I've been deciding this for a couple weeks now, since about a week into my job. Tonight sealed the deal. Yes, I can love these people. I can love these busy, suburban, good, confident, sometimes sheltered people.

This decision / intuition under way (for it will always be ongoing, I'm sure), I decided also tonight that it's time for a change. Thus, my blog has new colors, almost the colors of the peridot, my birthday month's gemstone. They are lighter shades than the bold black and more comfortable. They are also more suitable should I link this blog to the new church web site, coming soon. It's a small change, but it works.

Monday, August 17, 2009

Smells Like Life to Me

I had been waiting for the day when I would run out of free lotion and thus be comfortable purchasing a new bottle of the Suave pump variety. That day arrived last week, and I picked up my 18 fluid ounces at Fred Meyer on Saturday. For three days now I have enjoyed the comforting, subtle aroma of Suave Advanced Therapy Moisturizer. This product is clinically proven to relieve dry skin.
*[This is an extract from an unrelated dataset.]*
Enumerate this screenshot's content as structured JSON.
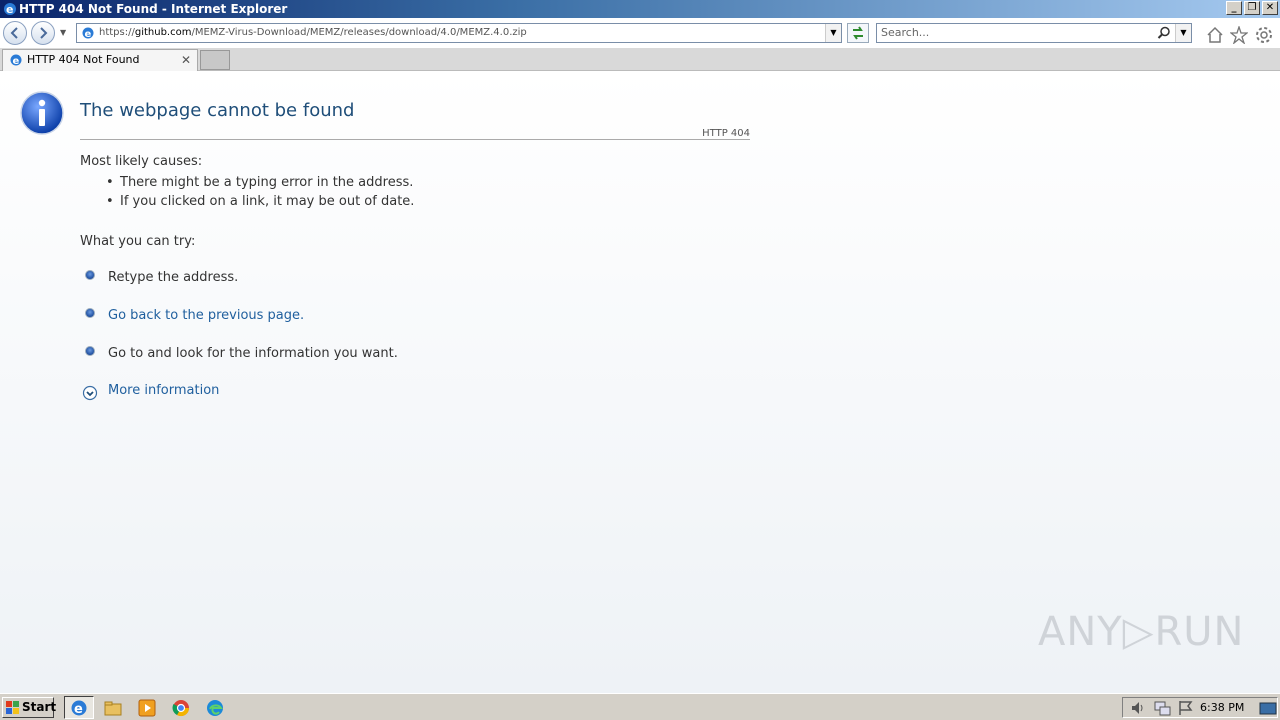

But even better, this product is proven to evoke the memory of the era in which it was last used. My last Suave Advanced Therapy experience was my senior year of college, and so even from here in Seattle, this lotion smells like a college basketball season unleashing into December. It smells like the Pussycat Dolls song "Stickwitu" (Stick With You for those not familiar with such colloquialisms). Even more it smells like that brief window of my life when I used to listen to that kind of music.

Suave Advanced Therapy lotion smells like me and twelve of my closest friends getting ready for a Christmas tournament in Cancun, Mexico. In these aromatic breaths I remember a little less faintly what it feels like to win and lose deeply and to drive around a big town like Springfield, Missouri - before these major cities got ahold of me. It didn't take so long to get out into the open country in those days, up to a small town on Highway 65, or headed west for the farm. There was that triplex I shared with Buzz when rent was less than $200 a piece, and that beloved religious studies department that provided space for me to chase my wildest ideas. There was that beautiful trip down to Silver Dollar City to see the Christmas lights, and heart-to-hearts with my two precious senior teammates in whose eyes I could do no wrong and toward whom I expressed the same loyalty. A lotion is a powerful thing.
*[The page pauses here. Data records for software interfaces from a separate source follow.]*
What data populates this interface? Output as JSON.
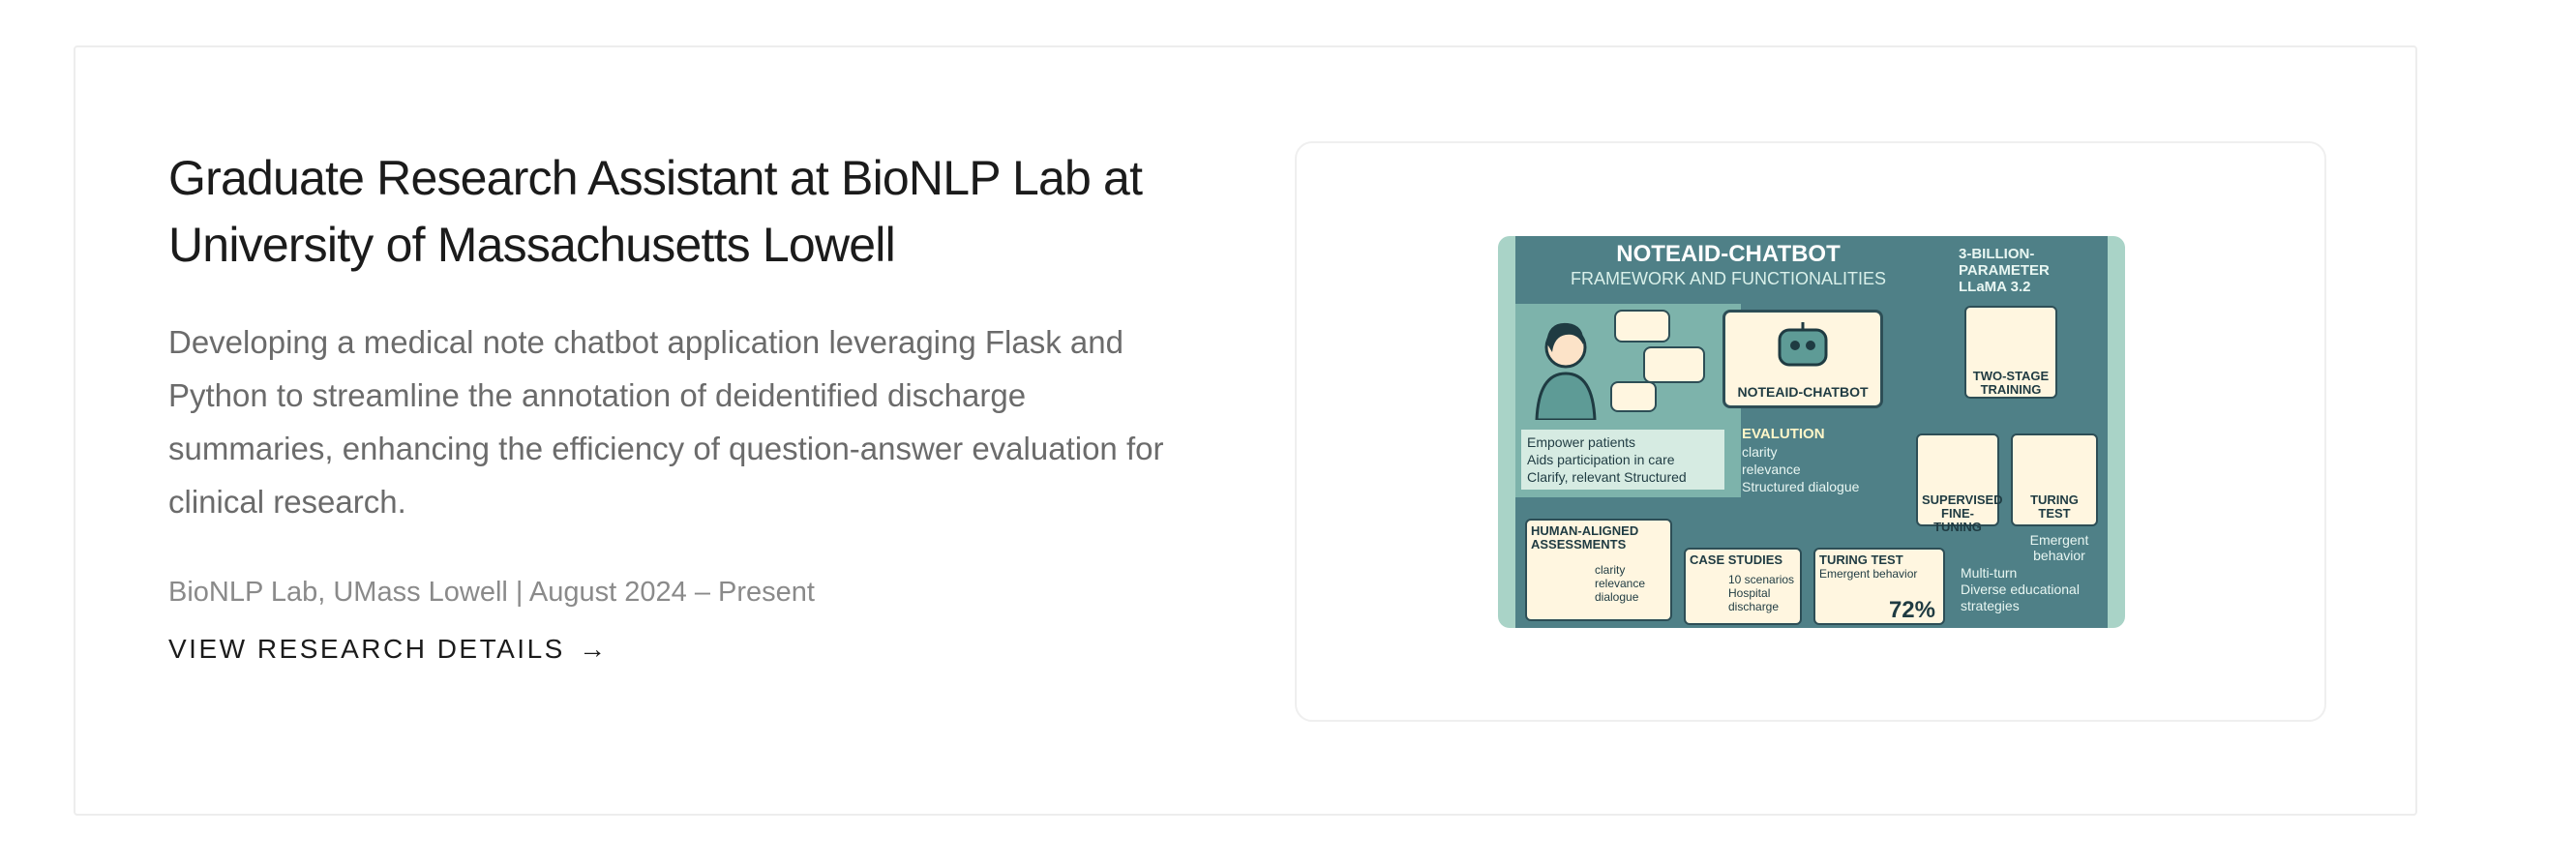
{
  "card": {
    "title": "Graduate Research Assistant at BioNLP Lab at University of Massachusetts Lowell",
    "description": "Developing a medical note chatbot application leveraging Flask and Python to streamline the annotation of deidentified discharge summaries, enhancing the efficiency of question-answer evaluation for clinical research.",
    "meta": "BioNLP Lab, UMass Lowell | August 2024 – Present",
    "link_label": "VIEW RESEARCH DETAILS",
    "link_arrow": "→"
  },
  "infographic": {
    "title": "NOTEAID-CHATBOT",
    "subtitle": "FRAMEWORK AND FUNCTIONALITIES",
    "model_label": "3-BILLION-PARAMETER LLaMA 3.2",
    "bot_label": "NOTEAID-CHATBOT",
    "patient_points": [
      "Empower patients",
      "Aids participation in care",
      "Clarify, relevant Structured"
    ],
    "evaluation_title": "EVALUTION",
    "evaluation_points": [
      "clarity",
      "relevance",
      "Structured dialogue"
    ],
    "training_label": "TWO-STAGE TRAINING",
    "sft_label": "SUPERVISED FINE-TUNING",
    "turing_label": "TURING TEST",
    "emergent_label": "Emergent behavior",
    "right_points": [
      "Multi-turn",
      "Diverse educational strategies"
    ],
    "assessments_title": "HUMAN-ALIGNED ASSESSMENTS",
    "assessments_points": [
      "clarity",
      "relevance",
      "dialogue"
    ],
    "case_title": "CASE STUDIES",
    "case_text": "10 scenarios Hospital discharge",
    "turing_box_title": "TURING TEST",
    "turing_box_sub": "Emergent behavior",
    "turing_box_value": "72%"
  }
}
And now it's time to make a new smell memory.

Today I was riding home from work. The sun was shining - a perfect northwest day: mid-seventies and blue sky visible. On 1st Avenue's gradual downhill I sped by a small home construction site. The saw was whirring to a stop and the smell of sawdust caught me for a short moment. Suddenly I was there in the basement shop of Grandpa Varden, jig saw, radial arm saw, lathe, and all. I wished I could be there in Moundridge, Kansas, taking a carpentry lesson from the grandest perfectionist I know. Then I thought of the lotion and wished I could be a senior in college again too, the vocational absurdities flying about. The hurts of the world didn't seem so big back then. Then again, neither did the possibilities.
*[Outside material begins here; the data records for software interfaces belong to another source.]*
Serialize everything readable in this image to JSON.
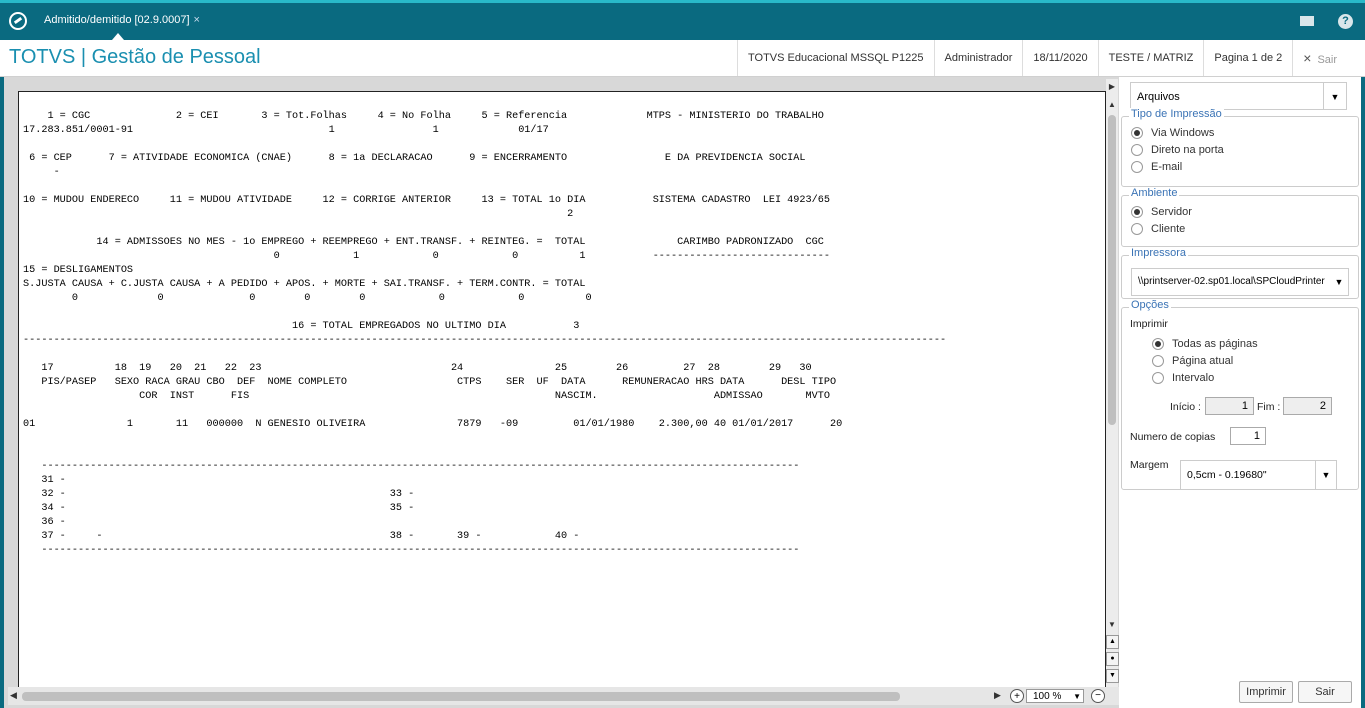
{
  "tab": {
    "title": "Admitido/demitido [02.9.0007]",
    "close": "×"
  },
  "header": {
    "app_title": "TOTVS | Gestão de Pessoal",
    "environment": "TOTVS Educacional MSSQL P1225",
    "user": "Administrador",
    "date": "18/11/2020",
    "company": "TESTE / MATRIZ",
    "page_info": "Pagina 1 de 2",
    "close_label": "Sair",
    "close_icon": "×"
  },
  "report": {
    "lines": [
      "    1 = CGC              2 = CEI       3 = Tot.Folhas     4 = No Folha     5 = Referencia             MTPS - MINISTERIO DO TRABALHO",
      "17.283.851/0001-91                                1                1             01/17",
      "",
      " 6 = CEP      7 = ATIVIDADE ECONOMICA (CNAE)      8 = 1a DECLARACAO      9 = ENCERRAMENTO                E DA PREVIDENCIA SOCIAL",
      "     -",
      "",
      "10 = MUDOU ENDERECO     11 = MUDOU ATIVIDADE     12 = CORRIGE ANTERIOR     13 = TOTAL 1o DIA           SISTEMA CADASTRO  LEI 4923/65",
      "                                                                                         2",
      "",
      "            14 = ADMISSOES NO MES - 1o EMPREGO + REEMPREGO + ENT.TRANSF. + REINTEG. =  TOTAL               CARIMBO PADRONIZADO  CGC",
      "                                         0            1            0            0          1           -----------------------------",
      "15 = DESLIGAMENTOS",
      "S.JUSTA CAUSA + C.JUSTA CAUSA + A PEDIDO + APOS. + MORTE + SAI.TRANSF. + TERM.CONTR. = TOTAL",
      "        0             0              0        0        0            0            0          0",
      "",
      "                                            16 = TOTAL EMPREGADOS NO ULTIMO DIA           3",
      "-------------------------------------------------------------------------------------------------------------------------------------------------------",
      "",
      "   17          18  19   20  21   22  23                               24               25        26         27  28        29   30",
      "   PIS/PASEP   SEXO RACA GRAU CBO  DEF  NOME COMPLETO                  CTPS    SER  UF  DATA      REMUNERACAO HRS DATA      DESL TIPO",
      "                   COR  INST      FIS                                                  NASCIM.                   ADMISSAO       MVTO",
      "",
      "01               1       11   000000  N GENESIO OLIVEIRA               7879   -09         01/01/1980    2.300,00 40 01/01/2017      20",
      "",
      "",
      "   ----------------------------------------------------------------------------------------------------------------------------",
      "   31 -",
      "   32 -                                                     33 -",
      "   34 -                                                     35 -",
      "   36 -",
      "   37 -     -                                               38 -       39 -            40 -",
      "   ----------------------------------------------------------------------------------------------------------------------------"
    ]
  },
  "viewer": {
    "zoom": "100 %"
  },
  "panel": {
    "output_select": "Arquivos",
    "print_type": {
      "legend": "Tipo de Impressão",
      "options": [
        "Via Windows",
        "Direto na porta",
        "E-mail"
      ],
      "selected": "Via Windows"
    },
    "environment": {
      "legend": "Ambiente",
      "options": [
        "Servidor",
        "Cliente"
      ],
      "selected": "Servidor"
    },
    "printer": {
      "legend": "Impressora",
      "value": "\\\\printserver-02.sp01.local\\SPCloudPrinter"
    },
    "options": {
      "legend": "Opções",
      "print_label": "Imprimir",
      "pages": [
        "Todas as páginas",
        "Página atual",
        "Intervalo"
      ],
      "selected": "Todas as páginas",
      "start_label": "Início :",
      "start_value": "1",
      "end_label": "Fim :",
      "end_value": "2",
      "copies_label": "Numero de copias",
      "copies_value": "1",
      "margin_label": "Margem",
      "margin_value": "0,5cm - 0.19680\""
    },
    "print_button": "Imprimir",
    "exit_button": "Sair"
  }
}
But now it's time to make a new memory. On the way home today I also smelled saltwater as I wound along 15th Ave NW in Shoreline. The sun reflected off the Puget Sound and the mountains stood beyond in the distance. This smell is current, and I often catch it as I ride down into Richmond Beach. It reminds me of the girl I love and her Florida love of this smell. It reminds me of now and this present beauty I would scarcely have imagined the last time Suave Advanced Therapy lotion was current.

And all this leads me to wonder, in four more years when this bottle is long gone and I happen upon my next one, what will I remember? Maybe those months when my job was beginning to feel just a touch more like mine, awkward transition into congregational ministry and all. Maybe I'll remember when I met these brilliant, stubborn, innovative, mysterious, talented youth. Maybe this apartment will come to mind - how small it was but how much like home. Or maybe in four years the lotion will remind me of that time I used to live in Seattle, in that none zone of geographical grandeur that lights my adventurous spirit in ways like nowhere else.

Indeed, it is time to make these new memories.